Arbitrage Rebates

Significant Changes to Arbitrage Rebates

Arbitrage Rebates

Added a section for the accounting of arbitrage rebates


3.4 Liabilities

3.4.6 Arbitrage Rebates

Overview Any local government may engage in arbitrage by borrowing funds at one interest rate and investing those same funds at a higher rate. The primary reason for arbitrage is that the rates of interest paid on tax exempt debt normally are lower than those paid on taxable securities and it is possible for local governments to profit from this disparity in interest by temporarily reinvesting the proceeds of lower interest tax exempt borrowings in higher yielding taxable securities. The proceeds from those transactions are called arbitrage earnings. When governments reinvest tax-exempt proceeds at a higher, taxable yield, the excess earnings must be remitted to the federal government as arbitrage rebate.  There are some important exceptions to this general rule. These special situations are known as safe harbors (e.g., small issuer safe harbor, six-month expenditure safe harbor, eighteen-month expenditure safe harbor, twenty-four month expenditure safe harbor). If a government fails to qualify for one of the safe harbors, it must calculate and rebate arbitrage earnings to the federal government. The tax code requires that arbitrage amounts be calculated and remitted every five years and upon maturity of the debt. For accounting and reporting, the calculation should be performed annually to determine whether a liability needs to be reported on the Schedule of Liabilities (Schedule 09), even if payment is not made to the federal government.

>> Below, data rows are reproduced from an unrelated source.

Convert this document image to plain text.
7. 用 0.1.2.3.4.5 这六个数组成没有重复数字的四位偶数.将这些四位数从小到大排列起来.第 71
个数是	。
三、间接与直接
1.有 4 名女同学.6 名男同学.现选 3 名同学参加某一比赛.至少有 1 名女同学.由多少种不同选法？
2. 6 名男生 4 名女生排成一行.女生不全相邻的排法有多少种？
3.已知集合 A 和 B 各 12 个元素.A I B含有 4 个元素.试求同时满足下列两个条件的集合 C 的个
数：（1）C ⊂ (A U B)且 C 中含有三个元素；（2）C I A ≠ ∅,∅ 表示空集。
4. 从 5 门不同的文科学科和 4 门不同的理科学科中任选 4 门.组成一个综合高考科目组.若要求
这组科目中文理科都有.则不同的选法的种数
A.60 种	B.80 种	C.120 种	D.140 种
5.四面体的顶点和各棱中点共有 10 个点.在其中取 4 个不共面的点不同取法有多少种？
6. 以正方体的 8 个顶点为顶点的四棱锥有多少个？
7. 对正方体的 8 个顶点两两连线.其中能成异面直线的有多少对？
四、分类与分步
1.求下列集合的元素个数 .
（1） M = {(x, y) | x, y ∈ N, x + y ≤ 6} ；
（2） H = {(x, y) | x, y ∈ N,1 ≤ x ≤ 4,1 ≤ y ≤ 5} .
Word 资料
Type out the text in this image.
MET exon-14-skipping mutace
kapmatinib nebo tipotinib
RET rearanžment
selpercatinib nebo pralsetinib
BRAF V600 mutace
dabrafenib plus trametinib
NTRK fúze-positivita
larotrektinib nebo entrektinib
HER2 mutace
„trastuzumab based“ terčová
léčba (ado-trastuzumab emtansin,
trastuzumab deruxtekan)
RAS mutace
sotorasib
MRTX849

Financial accounting and reporting for arbitrage Rebatable arbitrage should not be recognized in cash basis financial statements as an expenditure until the rebatable amounts are actually paid to the federal government. Each year a liability may be reported on the Schedule 09 with an appropriate increase or decrease as the government calculates the arbitrage rebate annually with a full reduction of this liability in the year of payment. When calculating the amount of the liability, it should be remembered that excess earnings of one year may be offset totally or in part by lesser earnings in a subsequent year. Therefore, the ending liability amount reported on the Schedule 09 for the year should be only the current years calculated amount of the estimated future payment to the federal government. When the arbitrage rebate is paid to the federal government, the reduction of cash and recognition of an expenditure would be reported in the appropriate fund.

            592PP80                        Expenditures – Arbitrage Rebate Tax               $1,000
                                    111.10                        Cash                                                                     $1,000
            (To record the payment of arbitrage rebate.)